During her time playing StarCraft II, Hostyn has been called "the queen of StarCraft II", "Korean Kryptonite", and "The Queen of Blades". The New Yorker called her "the most accomplished woman in e-sports". She was the only Red Bull Battle Grounds 2014 finalist from a country other than South Korea. In 2014, Polygon named her one of 2014's 50 admirable gaming people, describing her as "one of the few women succeeding at the top level of the StarCraft II pro scene".

===Dota 2===
Having lost some of her "competitive drive" for StarCraft II, Hostyn switched to playing Dota 2 in February 2015, explaining "If I can be good at both it’ll be something nobody has really done before."

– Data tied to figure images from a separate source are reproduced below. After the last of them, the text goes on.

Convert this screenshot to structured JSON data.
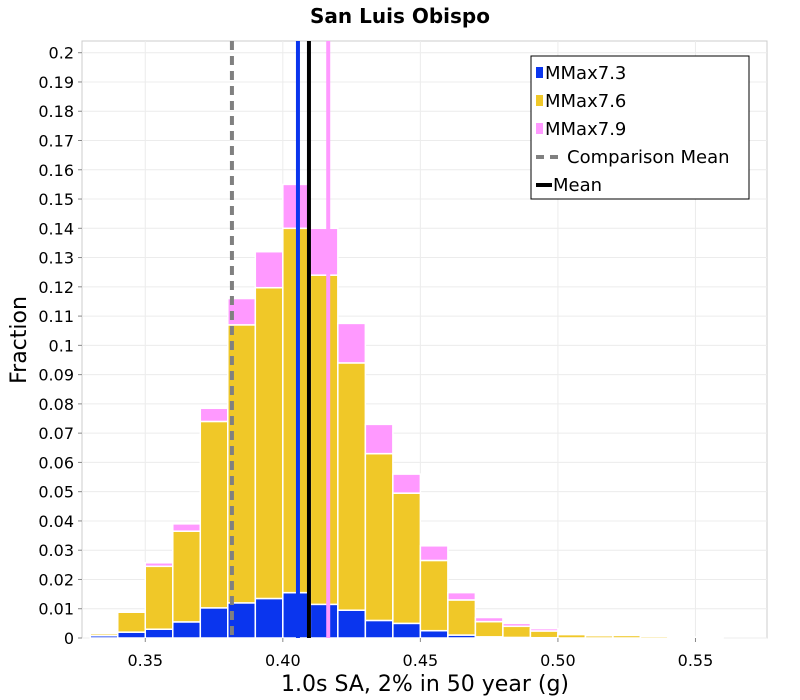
{
  "chart_data": {
    "type": "bar",
    "stacked": true,
    "title": "San Luis Obispo",
    "xlabel": "1.0s SA, 2% in 50 year (g)",
    "ylabel": "Fraction",
    "xlim": [
      0.327,
      0.576
    ],
    "ylim": [
      0,
      0.204
    ],
    "grid": true,
    "legend_position": "top-right",
    "xticks": [
      0.35,
      0.4,
      0.45,
      0.5,
      0.55
    ],
    "xtick_labels": [
      "0.35",
      "0.40",
      "0.45",
      "0.50",
      "0.55"
    ],
    "yticks": [
      0,
      0.01,
      0.02,
      0.03,
      0.04,
      0.05,
      0.06,
      0.07,
      0.08,
      0.09,
      0.1,
      0.11,
      0.12,
      0.13,
      0.14,
      0.15,
      0.16,
      0.17,
      0.18,
      0.19,
      0.2
    ],
    "ytick_labels": [
      "0",
      "0.01",
      "0.02",
      "0.03",
      "0.04",
      "0.05",
      "0.06",
      "0.07",
      "0.08",
      "0.09",
      "0.1",
      "0.11",
      "0.12",
      "0.13",
      "0.14",
      "0.15",
      "0.16",
      "0.17",
      "0.18",
      "0.19",
      "0.2"
    ],
    "bin_width": 0.01,
    "x": [
      0.335,
      0.345,
      0.355,
      0.365,
      0.375,
      0.385,
      0.395,
      0.405,
      0.415,
      0.425,
      0.435,
      0.445,
      0.455,
      0.465,
      0.475,
      0.485,
      0.495,
      0.505,
      0.515,
      0.525,
      0.535,
      0.545,
      0.555,
      0.565
    ],
    "series": [
      {
        "name": "MMax7.3",
        "color": "#0a35ee",
        "values": [
          0.0008,
          0.002,
          0.003,
          0.0055,
          0.0103,
          0.012,
          0.0135,
          0.0155,
          0.0115,
          0.0095,
          0.006,
          0.005,
          0.0025,
          0.001,
          0.0004,
          0.0002,
          0.0001,
          0,
          0,
          0,
          0,
          0,
          0,
          0
        ]
      },
      {
        "name": "MMax7.6",
        "color": "#f0c828",
        "values": [
          0.0007,
          0.0068,
          0.0215,
          0.031,
          0.0637,
          0.095,
          0.1062,
          0.1245,
          0.1125,
          0.0845,
          0.057,
          0.0445,
          0.024,
          0.012,
          0.0052,
          0.0038,
          0.0023,
          0.0012,
          0.0008,
          0.0009,
          0.0006,
          0.0002,
          0.0002,
          0
        ]
      },
      {
        "name": "MMax7.9",
        "color": "#ff99ff",
        "values": [
          0.0004,
          0.0004,
          0.0012,
          0.0025,
          0.0045,
          0.009,
          0.0123,
          0.015,
          0.016,
          0.0135,
          0.01,
          0.0065,
          0.005,
          0.0025,
          0.0014,
          0.001,
          0.0008,
          0.0005,
          0.0003,
          0.0002,
          0.0002,
          0.0001,
          0.0001,
          0
        ]
      }
    ],
    "lines": [
      {
        "name": "Comparison Mean",
        "x": 0.3815,
        "color": "#808080",
        "style": "dashed"
      },
      {
        "name": "Mean",
        "x": 0.4095,
        "color": "#000000",
        "style": "solid"
      },
      {
        "name": "MMax7.3 mean",
        "x": 0.4055,
        "color": "#0a35ee",
        "style": "solid"
      },
      {
        "name": "MMax7.9 mean",
        "x": 0.4165,
        "color": "#ff99ff",
        "style": "solid"
      }
    ],
    "legend": [
      {
        "label": "MMax7.3",
        "kind": "patch",
        "color": "#0a35ee"
      },
      {
        "label": "MMax7.6",
        "kind": "patch",
        "color": "#f0c828"
      },
      {
        "label": "MMax7.9",
        "kind": "patch",
        "color": "#ff99ff"
      },
      {
        "label": "Comparison Mean",
        "kind": "dashed",
        "color": "#808080"
      },
      {
        "label": "Mean",
        "kind": "solid",
        "color": "#000000"
      }
    ]
  }
}
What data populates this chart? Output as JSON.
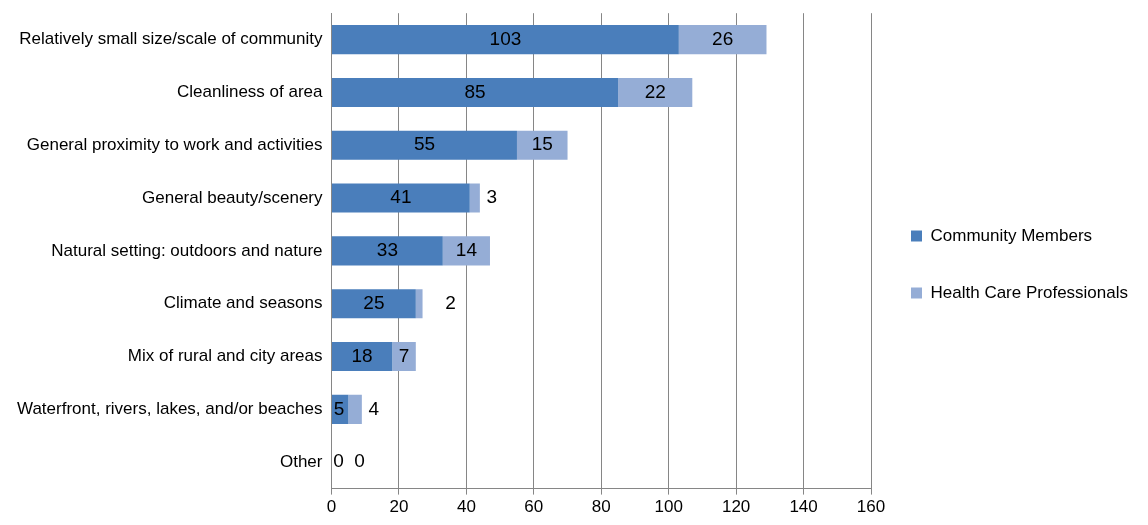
{
  "chart_data": {
    "type": "bar",
    "orientation": "horizontal",
    "stacked": true,
    "categories": [
      "Relatively small size/scale of community",
      "Cleanliness of area",
      "General proximity to work and activities",
      "General beauty/scenery",
      "Natural setting: outdoors and nature",
      "Climate and seasons",
      "Mix of rural and city areas",
      "Waterfront, rivers, lakes, and/or beaches",
      "Other"
    ],
    "series": [
      {
        "name": "Community Members",
        "color": "#4a7ebb",
        "values": [
          103,
          85,
          55,
          41,
          33,
          25,
          18,
          5,
          0
        ]
      },
      {
        "name": "Health Care Professionals",
        "color": "#95add6",
        "values": [
          26,
          22,
          15,
          3,
          14,
          2,
          7,
          4,
          0
        ]
      }
    ],
    "xlim": [
      0,
      160
    ],
    "xticks": [
      0,
      20,
      40,
      60,
      80,
      100,
      120,
      140,
      160
    ],
    "grid": "x",
    "legend": "right",
    "data_labels": true
  }
}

===Return to StarCraft II===
As of June 2015, Hostyn has returned to StarCraft II, joining the Dead Pixels team and will compete in Korean leagues.

On August 17, 2016, Scarlett joined Team Expert.

In February 2018, Scarlett won the Intel Extreme Masters tournament, held in the leadup to the 2018 Winter Olympics in Pyeongchang, becoming the first woman to win a major StarCraft II tournament. Following this, in November 2018 Scarlett joined Newbee.

In February 2021, she joined the newly formed Shopify Rebellion.

==Awards==
Scarlett was entered in the Guinness Book of Records as "highest career earnings for a female competitive video game player" on October 5, 2016.